Remember who you are
Cam Hill | March, 2022
Growing up, my brothers and I heard a common phrase in our home: “You’re a Hill. Act like it.” This reminder was my dad’s way of calling us to something higher. Sometimes it was a call away from passivity into intentionality. Other times, it was spoken out of a sense of frustration because we were acting like knuckleheads. In either case, the strategy was the same: my dad was recalibrating the way we saw ourselves in order to change the way we were behaving. And truthfully, it was very effective!
That familiar phrase was like a dog whistle to my soul, disrupting the cycle of destructive behavior I was caught in by appealing to my self-worth (a self-worth being dishonored by my destructive behavior). Rather than instilling a sense of shame over my behavior, it elevated what was true about my identity with a call to live more authentically in line with that. It was my dad’s way of saying, “Remember who you are … and act accordingly.”
I think my dad was on to something. All lasting life change begins with an appeal to the soul. I think this is why Jesus said we must be “born again.” We need more than instructions if we’re going to live like Jesus. We need a new last name. When you become God’s child, He can look at you and say, “Remember who you are… and act accordingly.” Identity precedes action.
The problem is, the enemy uses the same strategy – except the devil’s a liar. His lies are subtle – like whispers to your soul. The enemy says, “You are what you’ve done.” Like our heavenly Father, he appeals to our identity. The difference lies in the fact that the devil tries to define us by our behavior. That’s how we get stuck. Cycles of sin are set in motion when we do what is wrong and then define ourselves by that wrongdoing. We end up repeating that behavior because we believe the lie that we are the type of person who does that sort of thing.
The enemy loves to say things like:
You’re a liar … act accordingly.
You’re a failure … act accordingly.
You’re a criminal … act accordingly.
We’ve all been there.
Slavery to sin begins with an identity rooted in a lie.
Freedom from sin begins with an identity rooted in the love of God.

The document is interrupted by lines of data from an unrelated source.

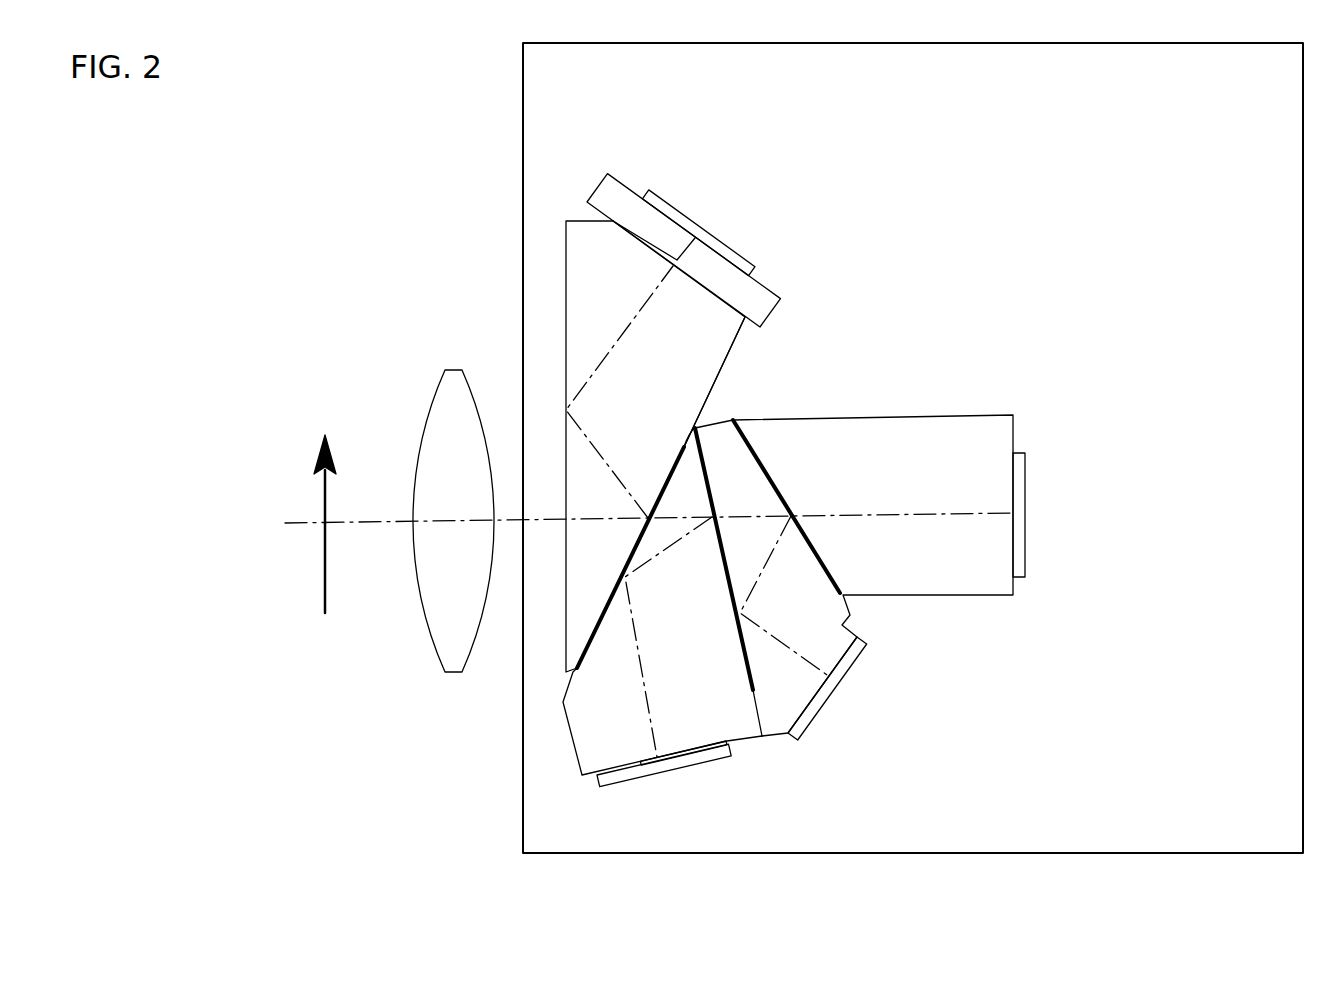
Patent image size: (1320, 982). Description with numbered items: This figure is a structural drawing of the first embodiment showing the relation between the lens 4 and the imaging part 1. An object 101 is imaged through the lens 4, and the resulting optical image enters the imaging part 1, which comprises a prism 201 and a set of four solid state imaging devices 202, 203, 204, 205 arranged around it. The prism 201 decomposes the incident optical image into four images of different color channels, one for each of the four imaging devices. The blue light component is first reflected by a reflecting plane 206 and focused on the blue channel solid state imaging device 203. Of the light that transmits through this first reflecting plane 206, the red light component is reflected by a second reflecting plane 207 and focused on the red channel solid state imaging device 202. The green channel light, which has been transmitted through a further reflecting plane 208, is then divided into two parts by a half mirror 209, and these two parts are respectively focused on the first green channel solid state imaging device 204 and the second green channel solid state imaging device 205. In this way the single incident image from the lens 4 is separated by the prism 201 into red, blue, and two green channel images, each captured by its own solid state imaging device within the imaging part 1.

The imaging part 1 is at (548, 795).
The lens 4 is at (442, 378).
The object 101 is at (322, 440).
The prism 201 is at (565, 296).
The red channel solid state imaging device 202 is at (637, 778).
The blue channel solid state imaging device 203 is at (820, 125).
The first green channel solid state imaging device 204 is at (1027, 500).
The second green channel solid state imaging device 205 is at (833, 692).
The reflecting plane 206 is at (723, 368).
The second reflecting plane 207 is at (758, 706).
The reflecting plane 208 is at (757, 693).
The half mirror 209 is at (767, 472).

So here’s my question: Why are we so quick to define a person by the worst thing they’ve ever done? I’m speaking specifically of the ways we define formerly incarcerated people. When someone commits a sinful act, we rightly call them to repentance so they can be restored. We don’t define them by that act. But when someone commits a crime against the state, we call them to repentance, punish them, and then ask them to check a box every time they apply for a job (or housing, public benefits, insurance, loans, and other services). In essence, we identify someone as a convict and demand they act like a citizen. We haunt someone with their past and demand they live into a different future. If identity precedes actions, then we’re doing a damn good job of keeping returning citizens stuck in cycles of destructive behavior.
Forgive me for being so bold, but I believe that every time we make an “ex-convict” check that box that identifies them as a felon, we partner with the devil, adding our voice to his and whispering together, “You are what you’ve done.” The lie that reverberates in their soul is the all-to-common, “Remember, you’re a criminal … act accordingly.”
If it seems like we’re letting people off too easily or not taking their past crimes seriously enough, remember that our identity in Christ was secured by the costly grace of God. The identity that empowers our obedience wasn’t earned or deserved. It was given to us despite our sin, and while it was free to us, it cost God everything. Grace is a radical thing. That’s what makes it powerful. Obedience is the fruit of a secured identity, and our identity is afforded by grace.
My appeal is that we take what we know about the Gospel and apply it to every area of life. If it seems too radical to extend grace towards those who have committed crimes against the state, then I would suggest we haven’t taken seriously enough the crimes we’ve all committed against the most high God.
Renewed behavior springs from renewed identities. And renewed identities come through grace. Period. If we want to see cycles broken and people restored, it’s time we take a closer look at grace.